Training get stuck on line 74 'log_dict_train, _ = trainer.train(epoch, train_loader)'

Banconxuan / RTM3D

The official PyTorch Implementation of RTM3D and KM3D for Monocular 3D Object Detection

MIT License

454 stars 85 forks source link

Training get stuck on line 74 'log_dict_train, _ = trainer.train(epoch, train_loader)' #29

Open mertmerci opened 3 years ago

mertmerci commented 3 years ago

Hello,

I am trying to run the main.py file for training but training stuck at line 74 log_dict_train, _ = trainer.train(epoch, train_loader). The strange thing is the when I check the GPU utilization, I see that the GPUs are still 100% in use. Also when I debug, I see that the losses are calculated but they are neither printed in the console nor the logger file.

I am using Cuda version 11.2, maybe this is the problem but I do not think so. Do you have any ideas or suggestions for me to solve this issue?

Thank you in advance.

sparro12 commented 3 years ago

We are also using 11.2 so that is not the issue. If you send the error, I could possibly be of some help.

mertmerci commented 3 years ago

I do not get a run time error. However, I cannot obtain the losses or even see the epochs. I attached the output of the main.py below. I inserted some print lines for debugging; as it can be seen the code terminates after line 74 without finding any losses or proceeding with multiple epochs. Screenshot 2021-03-15 at 23 40 32

sparro12 commented 3 years ago

Before going down the rabbit hole, my best guess would be there is an error with the torch version. I would reinstall torch on that repo. Better yet, since you're not too far into the setup, I would reclone the repo and make sure you select the correct torch version when you set it up. Maybe even redo the Conda environment.
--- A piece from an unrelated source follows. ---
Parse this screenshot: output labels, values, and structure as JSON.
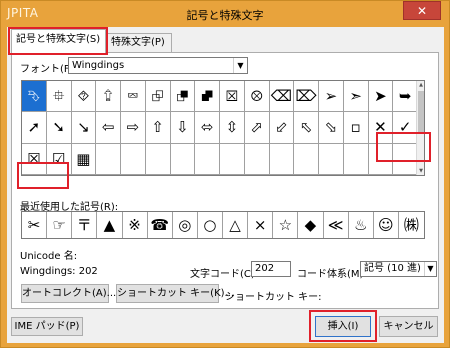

One thing that is noteworthy is that when running DCNv2, it failed for us. So, we had to reclone the DCNv2 repo in the link provided in the install.md. The DCNv2 is precompiled when cloning KM3D and uses CUDA 8.0. However, if you want to run 11.2, you'll need to reclone just the DCNv2 part and keep in the same location as the old one. Then continue on with the rest of instructions.

mertmerci commented 3 years ago

Thank you for your kind response. DCNv2 does not contribute to the problems I think because I am trying to run the training without using the models that have DCNv2, just using basic resnet-18 or dla-34.

I am using Ubuntu18, maybe this can cause a problem. Now, Ubuntu16 is installed on the machine, I will try to run it and post the result here.